Doreen chose what was, for her, almost chaste coverings even though the garment exposed much of her ample bosom. She was combing out her hair before a mirror when Rio approached them.

"You look good, both of you. Come and eat. Granville is back and interpreting the detector records."

Doreen and Blake walked around the wall of the Inner Chamber to the dining area, where Rio had laid out an attractive meal from hermetically sealed dried foods.
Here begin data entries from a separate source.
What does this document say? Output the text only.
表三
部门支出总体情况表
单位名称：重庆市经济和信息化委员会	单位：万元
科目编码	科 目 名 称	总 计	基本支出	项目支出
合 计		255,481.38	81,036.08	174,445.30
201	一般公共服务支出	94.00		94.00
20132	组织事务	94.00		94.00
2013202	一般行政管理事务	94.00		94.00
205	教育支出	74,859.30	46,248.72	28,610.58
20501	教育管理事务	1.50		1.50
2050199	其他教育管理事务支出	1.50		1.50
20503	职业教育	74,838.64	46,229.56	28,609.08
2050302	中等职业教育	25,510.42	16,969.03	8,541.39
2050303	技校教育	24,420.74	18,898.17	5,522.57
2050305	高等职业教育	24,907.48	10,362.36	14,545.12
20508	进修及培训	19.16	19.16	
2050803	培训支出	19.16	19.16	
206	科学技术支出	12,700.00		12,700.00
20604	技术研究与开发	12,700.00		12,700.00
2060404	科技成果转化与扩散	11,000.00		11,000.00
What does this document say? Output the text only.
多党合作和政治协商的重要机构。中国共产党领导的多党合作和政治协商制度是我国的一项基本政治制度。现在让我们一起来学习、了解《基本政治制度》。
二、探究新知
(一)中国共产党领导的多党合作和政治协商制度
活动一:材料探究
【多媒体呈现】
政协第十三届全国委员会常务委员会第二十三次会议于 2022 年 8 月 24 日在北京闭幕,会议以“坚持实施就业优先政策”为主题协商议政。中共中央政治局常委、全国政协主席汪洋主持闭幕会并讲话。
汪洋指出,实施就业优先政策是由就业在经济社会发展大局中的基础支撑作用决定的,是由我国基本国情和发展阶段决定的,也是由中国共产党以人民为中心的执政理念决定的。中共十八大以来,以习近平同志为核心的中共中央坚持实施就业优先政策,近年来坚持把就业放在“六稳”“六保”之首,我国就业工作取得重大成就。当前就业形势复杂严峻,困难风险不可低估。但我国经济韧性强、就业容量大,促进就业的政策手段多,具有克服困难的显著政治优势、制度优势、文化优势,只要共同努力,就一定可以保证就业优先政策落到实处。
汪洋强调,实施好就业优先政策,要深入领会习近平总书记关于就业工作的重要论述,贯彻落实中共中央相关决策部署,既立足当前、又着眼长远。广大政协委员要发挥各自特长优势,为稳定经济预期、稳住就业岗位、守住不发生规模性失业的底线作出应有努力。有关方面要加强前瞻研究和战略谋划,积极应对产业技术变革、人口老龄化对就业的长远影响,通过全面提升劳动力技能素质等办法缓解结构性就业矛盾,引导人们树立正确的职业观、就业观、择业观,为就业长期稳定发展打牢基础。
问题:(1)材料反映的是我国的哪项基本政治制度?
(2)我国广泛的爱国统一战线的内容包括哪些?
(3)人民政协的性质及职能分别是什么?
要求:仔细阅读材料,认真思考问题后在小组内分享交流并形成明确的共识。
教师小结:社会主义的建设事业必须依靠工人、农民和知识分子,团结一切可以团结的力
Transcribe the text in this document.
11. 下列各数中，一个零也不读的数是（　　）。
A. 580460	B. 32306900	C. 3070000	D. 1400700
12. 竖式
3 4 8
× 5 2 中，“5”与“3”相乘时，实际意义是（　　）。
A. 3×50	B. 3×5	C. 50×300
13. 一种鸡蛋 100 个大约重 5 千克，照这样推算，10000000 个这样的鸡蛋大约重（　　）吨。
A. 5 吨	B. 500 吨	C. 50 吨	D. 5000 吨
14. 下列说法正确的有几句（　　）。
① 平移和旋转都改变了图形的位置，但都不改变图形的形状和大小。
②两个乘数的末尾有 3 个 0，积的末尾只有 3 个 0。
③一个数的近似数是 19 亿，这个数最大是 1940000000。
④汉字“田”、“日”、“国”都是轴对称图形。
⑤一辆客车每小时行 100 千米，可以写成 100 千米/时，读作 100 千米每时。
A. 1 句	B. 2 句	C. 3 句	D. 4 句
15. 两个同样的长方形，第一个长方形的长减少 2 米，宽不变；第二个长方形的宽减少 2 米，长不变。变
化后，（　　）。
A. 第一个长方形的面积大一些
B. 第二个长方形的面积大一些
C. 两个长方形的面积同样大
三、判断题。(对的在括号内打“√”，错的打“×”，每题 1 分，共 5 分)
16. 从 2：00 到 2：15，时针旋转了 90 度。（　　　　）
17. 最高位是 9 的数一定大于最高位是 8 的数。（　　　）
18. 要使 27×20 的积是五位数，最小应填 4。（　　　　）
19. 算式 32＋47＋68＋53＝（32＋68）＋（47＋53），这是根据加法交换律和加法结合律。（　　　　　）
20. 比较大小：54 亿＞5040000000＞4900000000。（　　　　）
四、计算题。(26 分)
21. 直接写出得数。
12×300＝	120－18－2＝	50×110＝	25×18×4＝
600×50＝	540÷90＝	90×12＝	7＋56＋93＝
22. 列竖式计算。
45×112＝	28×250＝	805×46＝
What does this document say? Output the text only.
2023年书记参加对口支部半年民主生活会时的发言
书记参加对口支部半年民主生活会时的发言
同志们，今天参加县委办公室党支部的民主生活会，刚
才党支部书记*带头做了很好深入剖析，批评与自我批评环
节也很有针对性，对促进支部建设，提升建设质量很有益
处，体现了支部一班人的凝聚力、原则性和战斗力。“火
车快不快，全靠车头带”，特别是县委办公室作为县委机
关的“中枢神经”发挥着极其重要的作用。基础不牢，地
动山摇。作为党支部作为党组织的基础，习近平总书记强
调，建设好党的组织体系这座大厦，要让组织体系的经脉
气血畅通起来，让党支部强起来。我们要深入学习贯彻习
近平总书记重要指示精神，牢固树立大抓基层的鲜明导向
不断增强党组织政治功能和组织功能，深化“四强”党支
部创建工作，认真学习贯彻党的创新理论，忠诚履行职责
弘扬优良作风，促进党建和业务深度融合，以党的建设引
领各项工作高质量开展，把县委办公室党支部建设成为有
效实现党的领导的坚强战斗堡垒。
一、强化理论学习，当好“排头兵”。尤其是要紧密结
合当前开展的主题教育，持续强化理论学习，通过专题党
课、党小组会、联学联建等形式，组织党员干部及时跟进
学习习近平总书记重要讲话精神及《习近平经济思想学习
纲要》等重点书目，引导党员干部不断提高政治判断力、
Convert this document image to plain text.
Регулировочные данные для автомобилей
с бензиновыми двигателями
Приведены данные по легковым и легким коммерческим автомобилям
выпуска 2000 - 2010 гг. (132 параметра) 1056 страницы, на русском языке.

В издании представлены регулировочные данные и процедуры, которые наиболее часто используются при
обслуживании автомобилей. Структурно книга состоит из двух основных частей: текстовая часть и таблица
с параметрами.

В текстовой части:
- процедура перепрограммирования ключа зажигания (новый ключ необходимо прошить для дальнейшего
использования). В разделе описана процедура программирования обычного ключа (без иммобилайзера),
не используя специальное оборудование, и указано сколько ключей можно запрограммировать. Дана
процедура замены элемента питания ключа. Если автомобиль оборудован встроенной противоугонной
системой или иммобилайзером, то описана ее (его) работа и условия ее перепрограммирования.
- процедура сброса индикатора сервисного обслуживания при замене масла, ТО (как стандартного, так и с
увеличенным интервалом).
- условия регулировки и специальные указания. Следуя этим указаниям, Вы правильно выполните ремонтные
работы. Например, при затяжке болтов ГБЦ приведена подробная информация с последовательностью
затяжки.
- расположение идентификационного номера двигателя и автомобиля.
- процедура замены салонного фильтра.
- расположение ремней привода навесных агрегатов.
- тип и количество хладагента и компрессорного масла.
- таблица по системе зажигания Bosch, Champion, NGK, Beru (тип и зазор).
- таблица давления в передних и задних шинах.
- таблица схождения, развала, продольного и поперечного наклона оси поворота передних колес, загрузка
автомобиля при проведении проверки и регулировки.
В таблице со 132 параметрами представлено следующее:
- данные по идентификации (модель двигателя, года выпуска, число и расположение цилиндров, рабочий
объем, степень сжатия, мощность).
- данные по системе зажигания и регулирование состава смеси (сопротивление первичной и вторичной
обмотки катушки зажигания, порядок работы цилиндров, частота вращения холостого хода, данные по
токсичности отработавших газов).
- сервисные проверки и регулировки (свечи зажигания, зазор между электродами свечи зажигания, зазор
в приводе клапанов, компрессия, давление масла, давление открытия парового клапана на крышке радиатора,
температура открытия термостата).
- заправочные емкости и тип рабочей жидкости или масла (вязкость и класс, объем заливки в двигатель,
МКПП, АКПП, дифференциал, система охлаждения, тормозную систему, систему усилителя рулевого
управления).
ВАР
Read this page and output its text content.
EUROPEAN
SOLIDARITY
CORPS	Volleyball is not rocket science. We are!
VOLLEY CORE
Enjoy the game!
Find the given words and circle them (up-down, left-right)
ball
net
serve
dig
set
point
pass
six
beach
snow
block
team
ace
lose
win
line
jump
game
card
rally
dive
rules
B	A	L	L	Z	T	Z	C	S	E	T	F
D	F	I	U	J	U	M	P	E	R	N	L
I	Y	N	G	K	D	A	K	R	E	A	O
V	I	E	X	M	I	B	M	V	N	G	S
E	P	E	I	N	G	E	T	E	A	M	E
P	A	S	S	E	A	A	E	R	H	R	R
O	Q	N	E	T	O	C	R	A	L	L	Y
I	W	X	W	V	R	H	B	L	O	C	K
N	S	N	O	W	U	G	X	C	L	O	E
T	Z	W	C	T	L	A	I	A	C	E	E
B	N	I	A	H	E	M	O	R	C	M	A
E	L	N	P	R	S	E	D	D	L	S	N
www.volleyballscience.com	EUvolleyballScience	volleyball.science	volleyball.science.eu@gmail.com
Granville was there, eating with one hand as his other shuffled rectangles of hardcopy. He looked up and smiled at Blake. "Welcome to Tomorrowland, Mr. Mason." He waved a fistful of thin plastic cards. "No great rise in radiation. About, ur, forty-nine years after we hibernated there was a blip, probably just one bomb somewhere. But for the rest of the time the level has been moderate. Slight rise over norm – norm for our time, that is. So ... no atomic wars, no mutations, no big trouble." He looked at Jean-Michel and Vogel as they sat down. "I checked, and it still holds. No radiation rise of any importance. Civilization is probably still out there."

"We saw a contrail," Vogel said. "Going north."

"Polar route," Granville said, nodding. "Good! Good!"

"We leave at dawn tomorrow," Voss said. He looked around the table. "All of us."

Blake raised a fork of something dark and grainy to his mouth and Rio caught his eye. She was bent over a second food package, turned away from the group, but Blake could see her biting her lower lip.

Later, Blake lay on a
couch trying to sleep. The lights in the outer chamber were turned low. He could hear Vogel's snore, Voss's heavy breathing, and Granville's soft, sighing wheezes. He couldn't understand how they could sleep.
They have traveled in time! A one-way trip, sure, but they're in the future!

Blake wondered what had happened to the world in the nearly eleven decades they had been sleeping like Barbarossas in a mountain. Man didn't seem to have killed himself off in a war.
But he just may have starved to death,
Blake thought.
And my business, my unfinished projects ... what happened to them?

Blake hoped his letter had been posted. A trust should have been established. Elaine, Sebastian, and Aaron had been given the business. Blake had no close relatives, or none he liked, and his parents were dead.
There should be money in a trust, maybe quite a bit, if we can get to Los Angeles...

He stared at the dimly lit ceiling and his thoughts were jagged and chaotic.
Maybe I shouldn't have come ... No! I had to. Don't have any second thoughts now! For one thing, it's too late.